Brand Fevicol: Pidilite provides content on home design, trends, solutions

A Fevicol ad takes an amusing look at mother-child relationships while another (bottom right) spoofs deo ads to launch a spray-on version
Sneha Joshi, a homemaker from Mumbai, was looking for an interior designer. She did what every young homemaker does these days: she googled. She says she was quite surprised to stumble upon a site, that seemed to offer what she was looking for. Being familiar with the brand as an adhesive and having followed its humour-laced quirky advertising for years, she clicked on. Not only did she find enough styles and ideas to engage her attention, she was also able to reach out to a group of interior designers registered on the website to get the work done.

For nearly a year now, Pidilite has been testing the waters as a solutions provider for home design and décor. Taking its brand equity into an area that has been largely dominated by a clutch of unorganised players in the past, it is hoping to convert customers such as Joshi into ambassadors for the new initiative.

In this, the company is hoping to leverage the familiarity that Fevicol brand has with consumers and increase its influence on their lives. Besides, this allows it to, slowly but steadily, transition from being a product brand into solutions provider within the larger design and decor space.

Experts say the initiative gives Fevicol a wider canvas. It also keeps people coming back to brand on many more occasions, helping create greater stickiness. "Fevicol has been publishing its 'Furniture Books' for the last 28 years, with the objective of helping carpenters and consumers connect with each other for their requirements. In the internet age, the books were digitised, but we saw an opportunity to give customers much more, beyond adhesives," says Salil Dalal, president, Sales and Marketing, Fevicol division, Pidilite Industries.

Apart from giving consumers access to interior designers, architects and carpenters, the website also allows service providers and consumers to interact and post their home design and decor ideas. The website also provides content on new trends and solutions, besides giving consumers tips and tricks to make their homes look better.

Road well-traveled

Pidilite, based in Andheri, Mumbai, is not the only company to walk down the home-decor road. Almost a decade and a half ago, its suburban neighbour Asian Paints, located in Santacruz, Mumbai, ventured into home painting solutions, signaling its intent to engage with its target audience, beyond its core business of selling paints.

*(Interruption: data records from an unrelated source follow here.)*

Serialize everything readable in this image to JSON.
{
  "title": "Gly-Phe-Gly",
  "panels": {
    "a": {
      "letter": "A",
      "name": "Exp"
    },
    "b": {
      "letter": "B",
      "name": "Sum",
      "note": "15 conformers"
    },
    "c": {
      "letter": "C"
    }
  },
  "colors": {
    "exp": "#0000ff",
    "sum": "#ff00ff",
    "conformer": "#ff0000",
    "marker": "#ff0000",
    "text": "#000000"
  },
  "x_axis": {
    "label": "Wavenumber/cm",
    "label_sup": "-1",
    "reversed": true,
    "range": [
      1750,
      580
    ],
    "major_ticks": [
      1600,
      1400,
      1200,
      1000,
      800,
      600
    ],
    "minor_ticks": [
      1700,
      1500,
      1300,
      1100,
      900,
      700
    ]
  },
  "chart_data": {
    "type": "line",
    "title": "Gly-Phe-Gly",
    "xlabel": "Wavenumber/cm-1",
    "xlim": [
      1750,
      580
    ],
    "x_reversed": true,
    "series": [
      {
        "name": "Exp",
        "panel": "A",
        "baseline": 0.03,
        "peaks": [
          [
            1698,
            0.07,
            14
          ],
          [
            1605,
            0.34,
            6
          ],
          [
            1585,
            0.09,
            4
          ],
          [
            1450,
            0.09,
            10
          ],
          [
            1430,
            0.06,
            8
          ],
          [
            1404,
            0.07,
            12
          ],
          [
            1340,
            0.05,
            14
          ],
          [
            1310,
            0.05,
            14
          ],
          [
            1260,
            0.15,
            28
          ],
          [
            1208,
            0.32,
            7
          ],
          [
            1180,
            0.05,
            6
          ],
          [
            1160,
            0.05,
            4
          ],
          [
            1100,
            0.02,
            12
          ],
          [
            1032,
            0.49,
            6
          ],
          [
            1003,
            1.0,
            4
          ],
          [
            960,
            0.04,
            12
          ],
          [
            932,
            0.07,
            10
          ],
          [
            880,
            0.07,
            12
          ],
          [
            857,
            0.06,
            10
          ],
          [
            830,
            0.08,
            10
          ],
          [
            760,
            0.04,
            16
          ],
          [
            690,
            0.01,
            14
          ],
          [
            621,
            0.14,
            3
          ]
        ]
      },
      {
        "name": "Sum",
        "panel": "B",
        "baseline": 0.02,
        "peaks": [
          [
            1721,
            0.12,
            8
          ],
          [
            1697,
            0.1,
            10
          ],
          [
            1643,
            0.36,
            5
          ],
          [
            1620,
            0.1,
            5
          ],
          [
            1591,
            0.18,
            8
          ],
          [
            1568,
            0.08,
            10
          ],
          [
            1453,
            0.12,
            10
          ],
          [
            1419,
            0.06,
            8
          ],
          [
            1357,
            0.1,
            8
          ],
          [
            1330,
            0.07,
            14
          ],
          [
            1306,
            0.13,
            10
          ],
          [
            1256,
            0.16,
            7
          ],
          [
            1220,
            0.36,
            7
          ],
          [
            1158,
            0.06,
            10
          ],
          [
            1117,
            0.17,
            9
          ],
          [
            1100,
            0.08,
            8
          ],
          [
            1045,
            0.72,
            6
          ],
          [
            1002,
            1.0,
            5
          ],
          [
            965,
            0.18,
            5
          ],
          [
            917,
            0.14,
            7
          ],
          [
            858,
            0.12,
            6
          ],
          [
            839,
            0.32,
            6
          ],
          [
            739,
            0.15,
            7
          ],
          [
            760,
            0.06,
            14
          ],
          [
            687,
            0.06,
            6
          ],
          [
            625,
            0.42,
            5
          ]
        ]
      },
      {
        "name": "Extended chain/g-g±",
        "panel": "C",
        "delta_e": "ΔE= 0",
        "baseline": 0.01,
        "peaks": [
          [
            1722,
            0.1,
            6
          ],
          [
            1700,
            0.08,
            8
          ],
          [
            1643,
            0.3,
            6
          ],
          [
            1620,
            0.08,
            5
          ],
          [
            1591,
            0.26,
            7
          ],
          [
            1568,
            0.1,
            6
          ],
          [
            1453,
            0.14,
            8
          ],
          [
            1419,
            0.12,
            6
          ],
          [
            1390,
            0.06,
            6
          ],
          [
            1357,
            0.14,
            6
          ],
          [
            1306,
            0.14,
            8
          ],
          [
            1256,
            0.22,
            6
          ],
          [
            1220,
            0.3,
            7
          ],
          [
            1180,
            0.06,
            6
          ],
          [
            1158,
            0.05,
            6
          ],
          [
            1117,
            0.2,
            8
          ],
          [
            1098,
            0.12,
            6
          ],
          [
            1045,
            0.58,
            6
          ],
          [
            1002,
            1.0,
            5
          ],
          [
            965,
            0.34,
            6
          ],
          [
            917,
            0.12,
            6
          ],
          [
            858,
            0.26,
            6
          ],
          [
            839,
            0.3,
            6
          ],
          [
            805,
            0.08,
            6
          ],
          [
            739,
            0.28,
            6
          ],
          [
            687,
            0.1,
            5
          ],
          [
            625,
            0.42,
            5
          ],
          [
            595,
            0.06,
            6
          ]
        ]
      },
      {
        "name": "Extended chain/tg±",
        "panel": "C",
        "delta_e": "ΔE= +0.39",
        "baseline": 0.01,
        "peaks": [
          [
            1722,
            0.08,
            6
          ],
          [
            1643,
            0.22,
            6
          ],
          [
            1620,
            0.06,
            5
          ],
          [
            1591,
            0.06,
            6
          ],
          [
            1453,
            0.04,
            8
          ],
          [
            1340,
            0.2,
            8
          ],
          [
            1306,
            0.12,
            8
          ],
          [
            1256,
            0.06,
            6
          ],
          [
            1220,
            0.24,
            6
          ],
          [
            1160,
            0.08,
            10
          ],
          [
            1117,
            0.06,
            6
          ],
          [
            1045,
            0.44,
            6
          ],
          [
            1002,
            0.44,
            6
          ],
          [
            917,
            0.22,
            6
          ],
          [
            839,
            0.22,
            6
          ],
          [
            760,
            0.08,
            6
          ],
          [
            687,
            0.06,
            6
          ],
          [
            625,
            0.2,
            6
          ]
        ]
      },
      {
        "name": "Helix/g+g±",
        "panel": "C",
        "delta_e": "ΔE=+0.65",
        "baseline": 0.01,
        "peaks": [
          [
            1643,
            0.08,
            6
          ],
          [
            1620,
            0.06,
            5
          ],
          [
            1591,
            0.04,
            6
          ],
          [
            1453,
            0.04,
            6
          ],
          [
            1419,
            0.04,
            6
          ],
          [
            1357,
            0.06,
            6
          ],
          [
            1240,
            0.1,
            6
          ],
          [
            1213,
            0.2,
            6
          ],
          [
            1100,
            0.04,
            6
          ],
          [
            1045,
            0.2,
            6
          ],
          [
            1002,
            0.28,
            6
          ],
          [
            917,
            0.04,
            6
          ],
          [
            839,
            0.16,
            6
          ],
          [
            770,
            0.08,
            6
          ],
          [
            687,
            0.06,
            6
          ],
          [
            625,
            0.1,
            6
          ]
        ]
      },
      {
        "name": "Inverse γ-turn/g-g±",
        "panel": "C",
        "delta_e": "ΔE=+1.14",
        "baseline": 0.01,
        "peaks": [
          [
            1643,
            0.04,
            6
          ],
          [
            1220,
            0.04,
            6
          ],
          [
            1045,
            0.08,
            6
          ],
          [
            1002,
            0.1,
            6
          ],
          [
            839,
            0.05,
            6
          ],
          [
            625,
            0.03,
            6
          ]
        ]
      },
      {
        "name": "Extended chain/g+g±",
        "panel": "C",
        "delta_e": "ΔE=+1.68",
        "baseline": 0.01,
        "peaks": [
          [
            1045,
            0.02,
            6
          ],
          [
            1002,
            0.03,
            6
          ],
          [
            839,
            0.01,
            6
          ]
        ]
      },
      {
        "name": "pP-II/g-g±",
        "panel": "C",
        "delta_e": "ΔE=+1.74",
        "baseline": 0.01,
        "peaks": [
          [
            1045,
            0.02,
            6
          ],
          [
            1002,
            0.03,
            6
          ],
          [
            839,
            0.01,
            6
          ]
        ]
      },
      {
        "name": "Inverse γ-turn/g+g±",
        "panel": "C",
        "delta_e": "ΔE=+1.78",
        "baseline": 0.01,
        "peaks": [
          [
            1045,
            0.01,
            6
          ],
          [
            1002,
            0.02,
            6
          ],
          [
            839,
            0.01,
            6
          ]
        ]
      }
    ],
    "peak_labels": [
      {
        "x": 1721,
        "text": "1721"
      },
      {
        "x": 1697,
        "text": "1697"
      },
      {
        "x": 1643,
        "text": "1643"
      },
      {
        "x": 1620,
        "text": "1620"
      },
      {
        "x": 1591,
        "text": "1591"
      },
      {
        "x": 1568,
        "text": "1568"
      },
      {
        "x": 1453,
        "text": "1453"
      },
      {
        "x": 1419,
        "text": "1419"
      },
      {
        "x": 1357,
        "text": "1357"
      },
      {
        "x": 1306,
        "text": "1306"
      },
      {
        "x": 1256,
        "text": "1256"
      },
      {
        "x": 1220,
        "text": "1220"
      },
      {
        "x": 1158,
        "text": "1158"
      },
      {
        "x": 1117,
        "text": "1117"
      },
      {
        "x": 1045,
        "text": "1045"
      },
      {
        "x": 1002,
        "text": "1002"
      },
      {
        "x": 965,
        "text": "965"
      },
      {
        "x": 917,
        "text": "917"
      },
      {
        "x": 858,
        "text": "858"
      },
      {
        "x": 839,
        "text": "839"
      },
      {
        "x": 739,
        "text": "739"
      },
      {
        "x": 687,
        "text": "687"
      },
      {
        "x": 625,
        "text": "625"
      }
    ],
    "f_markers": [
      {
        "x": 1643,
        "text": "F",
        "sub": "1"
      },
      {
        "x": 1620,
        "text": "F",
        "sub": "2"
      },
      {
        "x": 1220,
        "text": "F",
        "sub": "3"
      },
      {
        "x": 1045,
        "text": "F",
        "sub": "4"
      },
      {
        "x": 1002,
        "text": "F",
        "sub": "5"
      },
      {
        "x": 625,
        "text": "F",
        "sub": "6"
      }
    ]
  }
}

The home painting solutions department of Asian Paints essentially takes care of a consumer’s painting requirement, from choice of colour to application. In recent years, this service has been extended to cover water proofing and wood solutions, venturing into the space of décor solutions too, where the company takes up home makeover projects for interested consumers.

Asian Paints has also developed a whole ecosystem around this extension, involving on-ground retail and experience zones as well as an online platform, where consumers can log in and see what the company has to offer within home solutions. It is also using this platform to push products from its recent acquisitions—Sleek modular kitchens (acquired in 2013) and ESS ESS bathroom fittings (bought in 2014) apart from launching some of its own. This includes the ‘Royale’ branded premium line of bath fittings, which borrows its name from Asian Paints’ popular paint range.

While Dalal of Pidilite says that it is too early for his company to evaluate a diversification exercise into home makeover projects (where the company undertakes projects for clients), experts see it as anatural extension sometime in the near future. “In a sense, it is a necessity given the evolution of the consumer,” says N Chandramouli, CEO, TRA, which brings out the annual Brand Trust Report. “Adhesives, wood finishes, water proofing products, areas where Pidilite is present, are tools that are involved in the home makeover process. As products, they are commoditised, with barely any brand differentiation. These are spaces that are also seeing increasing competition from regional players that are priced cheaply. For companies such as Pidilite then the next step in the evolutionary process would be to enter categories that allow it to be more well-rounded and holistic and also give it better margins,” he says.

Pidilite, while unwilling to discuss the business potential in home décor or the investment it is making, has taken the first tentative steps in this direction, providing Fevicol-recommended contractors, mainly in the furniture and woodwork space, in cities such as Mumbai, Nasik, Bengaluru and Chandigarh. Those wanting trustworthy service providers within carpentry therefore can count on the recommendations given by the company without the firm actually undertaking the project itself. This is clicking well with consumers, Dalal claims.

“Over and above this,” he says. “In Punjab and Haryana, Fevicol has also launched an offer where consumers get furniture consultancy for free. Prospective customers can request for a Fevicol furniture expert to visit their homes, get quotations from them and plan their space accordingly,” he says. 

In an age where brands want to inhabit every space that their customers do, seeping into their consciousness 24x7, Fevicol is quite evidently setting the stage for a larger play in the consumer space. But the challenge would be to keep the consumer smiling while reaching out for a larger share of her wallet.